Design for accessibility, and beauty.
1. It works but I I don’t like it therefore I won’t use it.
In February 2016, Thinkalize (and after Prodevo) with Ipasvi and Paco, organized at the Fablab of Brescia an hackaton with patients affected by rheumatoid arthritis. The event has been the occasion to test some existing products, and to collect and research ideas around the development of new ones and how to improve existing ones. The products were chosen based on problems raised by the patients themselves: to turn keys, to open bottles or jars and hold cutlery. We have taken note of the observations on how the products work, their comfort and users personal comments.
The real highlight has been the reaction of one patient. Despite she admitted that some of the products were solving some of her daily problems, she openly stated that she has no intention of buying or even use them at home. She thinks that these objects are unsightly and source of embarrassment. For these reasons, the “Turn-Keys”, especially, pinpointed that it’s a tool that is impossible to carry, even in a handbag.
2. Design for the real people. Problem solving is not enough.
It is clear that the focus of the coming projects can’t be solved with mere functionalism but actually functionalism becomes a precondition to address other more important issues such as: understanding the user, how he/she wants to feel, when he/she wants to use the product, what are his/her behaviours etc. In conclusion understand user needs and emotions it’s key to this type of projects.
Thinking of solving a problem without taking in consideration how important is the pleasantness seems to confirm how wrong is the overall design process. An undesirable product, even given, is not used whilst performing the required function.
No one wants a product that “gives you a label” despite its manufacture: industrial, hand crafted, DIY or Opensource. If someone decides to use it is because is forced by his/her disability, or at worst, because they don’t have the economic means for a better choice.
3. A multitude of solutions: research is needed to not reinvent the wheel.
In this field, as in others, research before designing is fundamental, even more when designing for “accessibility” since the number of solutions and tools for temporary or permanently disabled people is huge. The problem is that the information is not as accessible (ironically) as in the classic design.
Many tools have specific names or extremely improbable, the commercial products are classified as B products that find their place in old websites or or worse, still do not have a reference image.
It’s good practice to visit an “aids store center” to learn about all available solutions and do a thorough online research to understand what has already been designed and how the problem has been solved. This process may takes some time.
Today, many projects for accessibility are interpretations, redesign of existing products that allow you to play “spot the difference”.
4. The dignity as unknown unquantifiable.

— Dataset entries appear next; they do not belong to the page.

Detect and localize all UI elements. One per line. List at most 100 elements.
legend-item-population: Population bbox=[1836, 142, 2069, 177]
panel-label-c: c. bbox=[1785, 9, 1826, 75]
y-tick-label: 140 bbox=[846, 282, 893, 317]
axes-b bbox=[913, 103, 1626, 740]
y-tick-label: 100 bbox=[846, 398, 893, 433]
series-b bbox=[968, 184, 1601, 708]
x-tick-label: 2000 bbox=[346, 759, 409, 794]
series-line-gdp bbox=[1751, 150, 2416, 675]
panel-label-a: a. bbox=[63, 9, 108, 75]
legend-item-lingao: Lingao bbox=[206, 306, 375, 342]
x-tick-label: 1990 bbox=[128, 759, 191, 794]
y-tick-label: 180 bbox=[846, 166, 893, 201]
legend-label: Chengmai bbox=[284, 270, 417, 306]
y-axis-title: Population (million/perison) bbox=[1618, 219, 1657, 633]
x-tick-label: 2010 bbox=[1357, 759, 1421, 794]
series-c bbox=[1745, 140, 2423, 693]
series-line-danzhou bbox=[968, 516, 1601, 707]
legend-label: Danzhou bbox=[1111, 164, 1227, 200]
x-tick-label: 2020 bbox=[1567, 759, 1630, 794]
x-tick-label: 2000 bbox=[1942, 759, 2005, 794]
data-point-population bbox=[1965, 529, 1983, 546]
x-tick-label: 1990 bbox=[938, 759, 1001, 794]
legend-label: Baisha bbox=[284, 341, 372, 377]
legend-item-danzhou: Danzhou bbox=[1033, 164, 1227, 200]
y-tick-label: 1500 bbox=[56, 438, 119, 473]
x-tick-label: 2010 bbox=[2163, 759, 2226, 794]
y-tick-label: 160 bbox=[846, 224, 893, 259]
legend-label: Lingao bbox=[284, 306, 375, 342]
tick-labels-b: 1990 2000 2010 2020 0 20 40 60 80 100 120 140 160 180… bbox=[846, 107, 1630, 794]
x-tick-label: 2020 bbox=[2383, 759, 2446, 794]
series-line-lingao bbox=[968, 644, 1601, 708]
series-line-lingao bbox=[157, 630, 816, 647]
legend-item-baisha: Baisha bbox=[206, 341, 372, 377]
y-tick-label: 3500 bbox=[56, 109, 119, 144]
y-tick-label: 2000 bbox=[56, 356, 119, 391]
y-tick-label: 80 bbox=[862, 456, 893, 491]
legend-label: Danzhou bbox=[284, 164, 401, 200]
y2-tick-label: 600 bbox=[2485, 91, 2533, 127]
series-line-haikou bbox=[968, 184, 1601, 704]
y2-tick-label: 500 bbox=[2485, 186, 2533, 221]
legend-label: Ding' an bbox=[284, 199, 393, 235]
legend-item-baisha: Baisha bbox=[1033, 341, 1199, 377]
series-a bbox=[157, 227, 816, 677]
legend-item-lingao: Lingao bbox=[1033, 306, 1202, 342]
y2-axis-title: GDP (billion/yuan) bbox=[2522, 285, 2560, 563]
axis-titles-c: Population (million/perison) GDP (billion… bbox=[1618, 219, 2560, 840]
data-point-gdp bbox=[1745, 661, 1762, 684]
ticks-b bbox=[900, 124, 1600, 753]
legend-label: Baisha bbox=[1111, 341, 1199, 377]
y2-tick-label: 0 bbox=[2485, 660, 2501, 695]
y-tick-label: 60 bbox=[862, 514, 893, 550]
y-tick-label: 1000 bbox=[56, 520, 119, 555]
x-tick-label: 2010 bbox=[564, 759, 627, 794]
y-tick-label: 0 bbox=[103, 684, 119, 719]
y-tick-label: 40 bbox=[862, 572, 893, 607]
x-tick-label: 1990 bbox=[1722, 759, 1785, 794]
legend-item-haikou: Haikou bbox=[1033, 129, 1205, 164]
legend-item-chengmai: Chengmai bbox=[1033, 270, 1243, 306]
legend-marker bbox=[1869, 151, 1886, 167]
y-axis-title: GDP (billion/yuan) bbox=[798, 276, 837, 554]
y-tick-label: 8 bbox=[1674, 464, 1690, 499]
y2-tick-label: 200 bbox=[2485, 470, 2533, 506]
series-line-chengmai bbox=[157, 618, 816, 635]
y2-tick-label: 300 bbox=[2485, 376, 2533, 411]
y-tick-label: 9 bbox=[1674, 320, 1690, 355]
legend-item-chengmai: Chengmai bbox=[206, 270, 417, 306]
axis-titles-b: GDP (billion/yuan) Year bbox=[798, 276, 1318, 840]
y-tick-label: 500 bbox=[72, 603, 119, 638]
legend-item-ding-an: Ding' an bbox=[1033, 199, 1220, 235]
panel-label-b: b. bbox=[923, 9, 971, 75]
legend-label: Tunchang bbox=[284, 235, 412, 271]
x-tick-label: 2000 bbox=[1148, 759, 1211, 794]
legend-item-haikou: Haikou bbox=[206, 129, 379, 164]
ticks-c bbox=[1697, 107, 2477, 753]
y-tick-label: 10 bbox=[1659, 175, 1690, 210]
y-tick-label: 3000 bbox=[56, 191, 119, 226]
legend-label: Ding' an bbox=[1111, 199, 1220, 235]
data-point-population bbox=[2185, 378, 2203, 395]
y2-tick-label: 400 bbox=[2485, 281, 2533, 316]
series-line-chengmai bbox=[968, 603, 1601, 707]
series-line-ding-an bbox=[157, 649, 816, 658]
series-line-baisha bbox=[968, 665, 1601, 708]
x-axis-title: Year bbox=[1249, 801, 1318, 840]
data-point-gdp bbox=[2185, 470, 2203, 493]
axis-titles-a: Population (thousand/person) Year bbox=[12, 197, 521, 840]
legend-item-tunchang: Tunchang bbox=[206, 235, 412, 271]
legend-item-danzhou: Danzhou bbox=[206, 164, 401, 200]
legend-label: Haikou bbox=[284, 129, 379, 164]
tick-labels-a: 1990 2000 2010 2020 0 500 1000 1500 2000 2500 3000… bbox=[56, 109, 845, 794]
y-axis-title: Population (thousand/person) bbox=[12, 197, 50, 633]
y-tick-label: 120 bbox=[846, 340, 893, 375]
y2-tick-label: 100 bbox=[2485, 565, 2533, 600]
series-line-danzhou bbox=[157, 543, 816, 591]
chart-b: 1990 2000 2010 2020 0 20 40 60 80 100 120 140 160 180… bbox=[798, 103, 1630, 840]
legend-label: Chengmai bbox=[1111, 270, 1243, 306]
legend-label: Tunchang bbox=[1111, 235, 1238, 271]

Once more Design for All, after several decades, it is still the best approach for the design. Unlike other approaches, many born recently, it gives priority to the dignity of persons. “Design for all” pushes constantly toward a more sensitive design thinking which allows a better final result often winner.
In some cases, even, it’s hard to see the inclusive qualities of the project and it becomes part of most common design context. There is then the possibility to turn a solution in a gadget, an accessory into a decorative moment. Is this little?
Although, in reality the unanswered question is: how to quantify dignity?
5. The solution: Design for All + Poetry = Bingo
In 2015 in a lecture about Design for All at the Politecnico of Milan Avril Accolla talked about an exemplary project on how “inclusion” can be developed within a project. The inclined square of the Oslo Opera House: a project that makes people to talk about it and maybe even discuss but the core meaning was elsewhere.
It was just a pretext to express a very effective far-sighted idea, though not new that, “If to the “Project for All” Poetry is added, you did Bingo.”. Even if for the professionals is a phrase taken for granted, the industrial reality takes away the poetry, imposing to the product the obstacle of its unpleasantness and depriving it of its function, understood as the raison d’etre.
6. Design tips
1.Talk and get opinion from different people (see Hackability, it’s a statement).
2. Do a long and thorough research of the products and of existing solutions.
3. Start from the system and change it according to the context and user needs.
4. Design as if you are designing for yourself or for the best client/company.
5. Remember that the human body is a tool and each part can help you.
6. Do not ever try to hide or camouflage the product, sometimes visibility can be an advantage.
7. Remember that disability is variable and customization is important.
8. Use the technology that is more useful.
9. Do user testing with real end users: from them you’ll receive the best insights.
10. If you can, make your project Opensource.